Ich schätze mal das du den Multiplayertrailer von der E3 gesehn hast um so eine Aussage zu treffen. Nur muss man sich auch ein wenig Informieren bevor man so eine Behauptung macht.  Im dem Trailer war der Rush Modus zu sehen und ja der ist höchstwahrscheinlich auf dem gleichen Gameplay ala Cod ausgelegt  . 
Wir haben aber leider noch nichts vom Conquest Modus gesehn, deswegen würde ich so eine Aussage noch nicht treffen wollen. 

Zum Thema, ich finde gut das EA so großrumtönt, macht Activison ja nicht anders und wie hier schon gesagt wurde, dass is gute Werbung. Ich hoffe das EA dann auch eine große Werbekampange auffährt, z.B. in der Fernsehnwerbung Trailer zeigen wie Blizzard.


----------



## dohderbert (14. Juni 2011)

*AW: News - Battlefield 3 gegen Modern Warfare 3: Der Krieg beginnt - EA und Activision im Clinch*

ich wette auf BF3
ist auch aus prinzip schon vorbestellt !


----------



## Starblaster (14. Juni 2011)

*AW: News - Battlefield 3 gegen Modern Warfare 3: Der Krieg beginnt - EA und Activision im Clinch*

Keine Ahnung aber abgesehen von der herausragenden Grafik (von beiden), kann ich aber beiden Spielen nix abgewinnen.

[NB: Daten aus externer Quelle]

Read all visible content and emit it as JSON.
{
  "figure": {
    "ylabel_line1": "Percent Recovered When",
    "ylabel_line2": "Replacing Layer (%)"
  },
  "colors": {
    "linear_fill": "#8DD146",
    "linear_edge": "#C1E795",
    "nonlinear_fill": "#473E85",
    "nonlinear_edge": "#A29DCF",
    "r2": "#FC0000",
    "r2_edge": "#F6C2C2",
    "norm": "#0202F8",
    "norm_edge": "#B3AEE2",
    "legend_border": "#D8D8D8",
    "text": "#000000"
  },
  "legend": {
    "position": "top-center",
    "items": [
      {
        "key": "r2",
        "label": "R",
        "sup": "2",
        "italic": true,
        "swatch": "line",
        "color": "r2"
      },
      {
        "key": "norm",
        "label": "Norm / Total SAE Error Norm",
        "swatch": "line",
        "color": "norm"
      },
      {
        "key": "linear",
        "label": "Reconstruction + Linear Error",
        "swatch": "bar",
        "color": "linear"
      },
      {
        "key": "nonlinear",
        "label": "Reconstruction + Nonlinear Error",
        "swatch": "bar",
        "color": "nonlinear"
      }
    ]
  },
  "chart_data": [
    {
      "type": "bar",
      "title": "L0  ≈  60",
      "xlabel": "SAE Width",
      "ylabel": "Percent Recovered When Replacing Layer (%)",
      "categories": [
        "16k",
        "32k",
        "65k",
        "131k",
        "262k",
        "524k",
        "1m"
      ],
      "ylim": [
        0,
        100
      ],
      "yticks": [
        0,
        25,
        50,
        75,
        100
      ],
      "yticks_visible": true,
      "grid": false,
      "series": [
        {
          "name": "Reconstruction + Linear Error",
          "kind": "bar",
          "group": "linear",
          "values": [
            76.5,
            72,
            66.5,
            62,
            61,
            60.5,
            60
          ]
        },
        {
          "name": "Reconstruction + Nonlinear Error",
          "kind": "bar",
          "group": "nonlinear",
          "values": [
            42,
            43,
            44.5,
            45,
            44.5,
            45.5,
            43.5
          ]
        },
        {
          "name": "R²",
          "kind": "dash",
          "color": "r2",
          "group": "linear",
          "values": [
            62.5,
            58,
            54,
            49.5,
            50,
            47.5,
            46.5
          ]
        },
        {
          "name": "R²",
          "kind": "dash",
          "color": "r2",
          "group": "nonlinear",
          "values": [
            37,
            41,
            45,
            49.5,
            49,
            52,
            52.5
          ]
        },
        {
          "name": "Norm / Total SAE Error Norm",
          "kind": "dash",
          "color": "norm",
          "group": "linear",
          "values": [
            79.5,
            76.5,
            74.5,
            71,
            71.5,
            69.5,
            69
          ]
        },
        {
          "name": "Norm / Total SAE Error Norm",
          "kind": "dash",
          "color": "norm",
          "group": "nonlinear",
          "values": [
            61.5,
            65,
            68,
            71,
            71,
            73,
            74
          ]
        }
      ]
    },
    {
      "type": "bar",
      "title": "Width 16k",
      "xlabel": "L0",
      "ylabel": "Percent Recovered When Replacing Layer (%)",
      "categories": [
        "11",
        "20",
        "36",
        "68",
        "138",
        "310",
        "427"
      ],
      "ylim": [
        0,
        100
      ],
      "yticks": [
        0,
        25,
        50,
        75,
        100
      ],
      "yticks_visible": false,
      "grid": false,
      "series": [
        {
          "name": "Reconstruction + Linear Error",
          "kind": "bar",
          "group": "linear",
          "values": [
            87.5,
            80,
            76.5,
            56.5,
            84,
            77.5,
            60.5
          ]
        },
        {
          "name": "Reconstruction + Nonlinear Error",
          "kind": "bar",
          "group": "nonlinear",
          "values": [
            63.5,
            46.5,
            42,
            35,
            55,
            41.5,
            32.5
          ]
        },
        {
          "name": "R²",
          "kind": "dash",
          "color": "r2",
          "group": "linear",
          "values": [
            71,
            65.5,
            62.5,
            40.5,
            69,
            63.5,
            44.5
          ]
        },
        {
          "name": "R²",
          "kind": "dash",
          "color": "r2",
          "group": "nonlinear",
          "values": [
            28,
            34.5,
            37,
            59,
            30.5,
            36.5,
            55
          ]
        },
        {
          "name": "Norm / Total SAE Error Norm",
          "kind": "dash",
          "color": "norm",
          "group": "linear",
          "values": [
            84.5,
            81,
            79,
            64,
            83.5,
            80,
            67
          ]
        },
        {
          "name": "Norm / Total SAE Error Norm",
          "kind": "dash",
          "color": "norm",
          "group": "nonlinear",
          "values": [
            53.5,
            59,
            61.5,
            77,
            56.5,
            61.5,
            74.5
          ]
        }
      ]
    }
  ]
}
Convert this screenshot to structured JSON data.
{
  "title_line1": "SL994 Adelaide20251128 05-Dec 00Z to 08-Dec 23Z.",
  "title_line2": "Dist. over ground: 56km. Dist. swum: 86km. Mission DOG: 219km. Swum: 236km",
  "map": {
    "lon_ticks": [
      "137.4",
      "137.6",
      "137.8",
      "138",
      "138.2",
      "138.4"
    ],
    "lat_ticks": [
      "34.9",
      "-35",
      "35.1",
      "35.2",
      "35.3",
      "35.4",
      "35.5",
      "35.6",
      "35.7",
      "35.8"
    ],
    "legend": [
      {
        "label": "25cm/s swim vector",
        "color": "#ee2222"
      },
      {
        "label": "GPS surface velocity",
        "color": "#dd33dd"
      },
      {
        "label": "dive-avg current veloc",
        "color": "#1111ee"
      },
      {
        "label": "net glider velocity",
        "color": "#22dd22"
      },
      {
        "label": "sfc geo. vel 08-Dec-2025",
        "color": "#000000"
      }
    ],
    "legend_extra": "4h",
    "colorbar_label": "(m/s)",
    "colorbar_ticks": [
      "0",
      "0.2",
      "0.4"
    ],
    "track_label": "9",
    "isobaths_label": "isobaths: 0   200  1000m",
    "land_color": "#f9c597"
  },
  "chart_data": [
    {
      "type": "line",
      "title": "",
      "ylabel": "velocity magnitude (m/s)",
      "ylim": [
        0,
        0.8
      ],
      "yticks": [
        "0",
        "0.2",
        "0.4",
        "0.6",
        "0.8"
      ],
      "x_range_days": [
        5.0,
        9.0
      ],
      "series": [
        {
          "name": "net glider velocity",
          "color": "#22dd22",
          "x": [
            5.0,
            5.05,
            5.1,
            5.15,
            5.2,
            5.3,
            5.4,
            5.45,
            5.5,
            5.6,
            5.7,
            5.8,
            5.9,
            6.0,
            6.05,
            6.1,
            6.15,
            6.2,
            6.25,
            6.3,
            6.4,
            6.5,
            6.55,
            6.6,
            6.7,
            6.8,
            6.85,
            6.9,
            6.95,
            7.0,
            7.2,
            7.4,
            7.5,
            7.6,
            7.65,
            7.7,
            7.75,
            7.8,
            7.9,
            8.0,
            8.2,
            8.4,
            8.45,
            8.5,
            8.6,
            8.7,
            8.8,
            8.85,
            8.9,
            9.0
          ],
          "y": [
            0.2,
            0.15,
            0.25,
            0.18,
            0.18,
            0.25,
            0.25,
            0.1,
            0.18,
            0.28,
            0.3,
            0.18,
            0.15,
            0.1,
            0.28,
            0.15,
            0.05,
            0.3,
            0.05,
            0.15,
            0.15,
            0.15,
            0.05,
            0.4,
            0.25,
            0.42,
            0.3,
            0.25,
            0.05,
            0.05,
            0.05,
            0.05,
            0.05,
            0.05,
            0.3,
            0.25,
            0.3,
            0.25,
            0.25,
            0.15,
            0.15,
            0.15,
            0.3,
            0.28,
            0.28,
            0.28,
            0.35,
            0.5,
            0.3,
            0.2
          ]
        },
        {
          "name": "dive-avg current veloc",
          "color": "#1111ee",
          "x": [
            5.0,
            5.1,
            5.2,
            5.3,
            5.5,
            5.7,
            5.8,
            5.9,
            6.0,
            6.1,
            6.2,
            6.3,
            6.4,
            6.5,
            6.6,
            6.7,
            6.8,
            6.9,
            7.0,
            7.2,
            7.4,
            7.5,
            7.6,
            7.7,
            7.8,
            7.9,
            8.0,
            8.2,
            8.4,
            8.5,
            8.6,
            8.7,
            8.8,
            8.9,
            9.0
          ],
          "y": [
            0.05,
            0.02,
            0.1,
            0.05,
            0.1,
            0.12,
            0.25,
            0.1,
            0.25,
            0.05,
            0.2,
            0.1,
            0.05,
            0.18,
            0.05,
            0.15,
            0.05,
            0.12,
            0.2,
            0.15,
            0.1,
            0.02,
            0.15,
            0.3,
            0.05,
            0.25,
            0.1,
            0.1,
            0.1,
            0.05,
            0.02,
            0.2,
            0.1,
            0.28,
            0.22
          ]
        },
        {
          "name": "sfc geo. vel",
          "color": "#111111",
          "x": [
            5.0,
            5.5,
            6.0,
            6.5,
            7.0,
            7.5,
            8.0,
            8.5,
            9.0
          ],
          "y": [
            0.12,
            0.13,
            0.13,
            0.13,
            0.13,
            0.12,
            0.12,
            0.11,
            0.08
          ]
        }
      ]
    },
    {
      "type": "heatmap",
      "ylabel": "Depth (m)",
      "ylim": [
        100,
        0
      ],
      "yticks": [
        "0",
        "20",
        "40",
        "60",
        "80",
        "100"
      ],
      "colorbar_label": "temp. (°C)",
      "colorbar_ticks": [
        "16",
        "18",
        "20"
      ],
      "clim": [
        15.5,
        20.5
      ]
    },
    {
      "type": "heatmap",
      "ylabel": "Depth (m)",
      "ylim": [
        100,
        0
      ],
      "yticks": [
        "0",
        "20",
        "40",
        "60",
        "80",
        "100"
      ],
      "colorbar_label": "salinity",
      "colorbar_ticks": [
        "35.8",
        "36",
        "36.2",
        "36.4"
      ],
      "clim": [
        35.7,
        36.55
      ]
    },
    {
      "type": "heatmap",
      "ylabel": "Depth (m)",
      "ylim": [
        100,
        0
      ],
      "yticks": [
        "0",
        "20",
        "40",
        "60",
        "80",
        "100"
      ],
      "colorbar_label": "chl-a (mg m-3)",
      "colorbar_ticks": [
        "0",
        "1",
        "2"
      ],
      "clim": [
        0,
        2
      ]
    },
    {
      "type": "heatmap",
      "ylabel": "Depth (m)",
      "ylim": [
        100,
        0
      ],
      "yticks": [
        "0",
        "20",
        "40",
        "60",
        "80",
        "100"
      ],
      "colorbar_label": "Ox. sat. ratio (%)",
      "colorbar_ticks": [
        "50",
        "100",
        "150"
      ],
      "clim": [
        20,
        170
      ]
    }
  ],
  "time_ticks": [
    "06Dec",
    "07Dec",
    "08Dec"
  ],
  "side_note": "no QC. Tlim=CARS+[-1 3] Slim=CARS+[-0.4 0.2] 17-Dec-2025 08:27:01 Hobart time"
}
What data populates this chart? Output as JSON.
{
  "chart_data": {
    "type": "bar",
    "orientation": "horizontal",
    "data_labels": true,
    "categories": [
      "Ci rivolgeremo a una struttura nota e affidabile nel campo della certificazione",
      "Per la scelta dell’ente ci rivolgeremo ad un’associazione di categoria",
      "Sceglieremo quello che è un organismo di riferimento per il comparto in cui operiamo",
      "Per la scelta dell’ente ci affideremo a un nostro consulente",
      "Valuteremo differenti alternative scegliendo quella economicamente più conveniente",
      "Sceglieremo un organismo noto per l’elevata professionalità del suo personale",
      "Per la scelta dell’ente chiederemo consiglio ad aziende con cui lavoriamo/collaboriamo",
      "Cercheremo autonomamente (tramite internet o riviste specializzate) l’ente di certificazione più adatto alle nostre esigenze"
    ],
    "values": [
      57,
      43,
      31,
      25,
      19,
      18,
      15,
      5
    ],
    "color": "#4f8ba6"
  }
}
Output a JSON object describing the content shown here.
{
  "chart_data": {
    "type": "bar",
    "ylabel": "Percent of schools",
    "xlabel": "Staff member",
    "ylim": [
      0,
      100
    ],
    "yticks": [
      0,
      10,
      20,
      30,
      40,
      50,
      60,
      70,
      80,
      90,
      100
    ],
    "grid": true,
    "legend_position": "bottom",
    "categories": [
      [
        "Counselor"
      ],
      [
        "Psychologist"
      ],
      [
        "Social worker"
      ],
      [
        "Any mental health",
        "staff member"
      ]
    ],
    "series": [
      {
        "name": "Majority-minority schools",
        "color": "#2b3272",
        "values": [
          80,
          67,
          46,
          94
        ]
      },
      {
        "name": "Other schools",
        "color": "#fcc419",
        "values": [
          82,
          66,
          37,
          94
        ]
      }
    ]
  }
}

Im Grunde immer das Gleiche im neuen Outfit, da ist aber auch nix was man innovativ finden könnte ... nichtmal ansatzweite. Da Freu ich mich noch mehr auf Halo 4 als auf diesen dutzensten Kriegsshooter-Aufguss. Von den  Herren Kotick und Riccitello ist das sowieso nur Marketing geplänkel, das im Zweifel sogar abgesprochen ist, um die Leute dazu zu bringen, dann beide Games zu kaufen und zu Vergleichen ... für meinen Teil warte ich zwei Jahre  und kaufs dann allenfalls als budget Version zum zwischendurch spielen.


----------



## Sirius89 (14. Juni 2011)

*AW: News - Battlefield 3 gegen Modern Warfare 3: Der Krieg beginnt - EA und Activision im Clinch*

Das wird der derbste Fanboy Krieg den das Internet jemals gesehen hat.


----------



## combine (14. Juni 2011)

*AW: News - Battlefield 3 gegen Modern Warfare 3: Der Krieg beginnt - EA und Activision im Clinch*

Gute Idee oder?
Die Entwickler rufen zum "Kampf der Titanen" aus und geben euch somit unbewusst die Empfehlung gleich beide Spiele zu kaufen wo ihr sonst wohl nur eines der beiden gekauft hättet. So.. aber jetzt mal Spass bei Seite wir wissen alle das BF3, Modernirgendwas 3 locker in die Tasche spielen wird.


----------



## BJ-Blazkowicz (14. Juni 2011)

*AW: News - Battlefield 3 gegen Modern Warfare 3: Der Krieg beginnt - EA und Activision im Clinch*

Mir geht langsam dieser Möchtegern-Krieg gehörig auf den Zeiger. Sollen beide erstmal das Spiel auf den Markt bringen und dann wird auch der Markt entscheiden. Letztendlich werden sich beide wie geschnitten Brot verkaufen. Aber diese Schleichwerbung von BF3 und MW3 um ständig in den Medien präsent zu sein, fängt langsam an zu nerven. 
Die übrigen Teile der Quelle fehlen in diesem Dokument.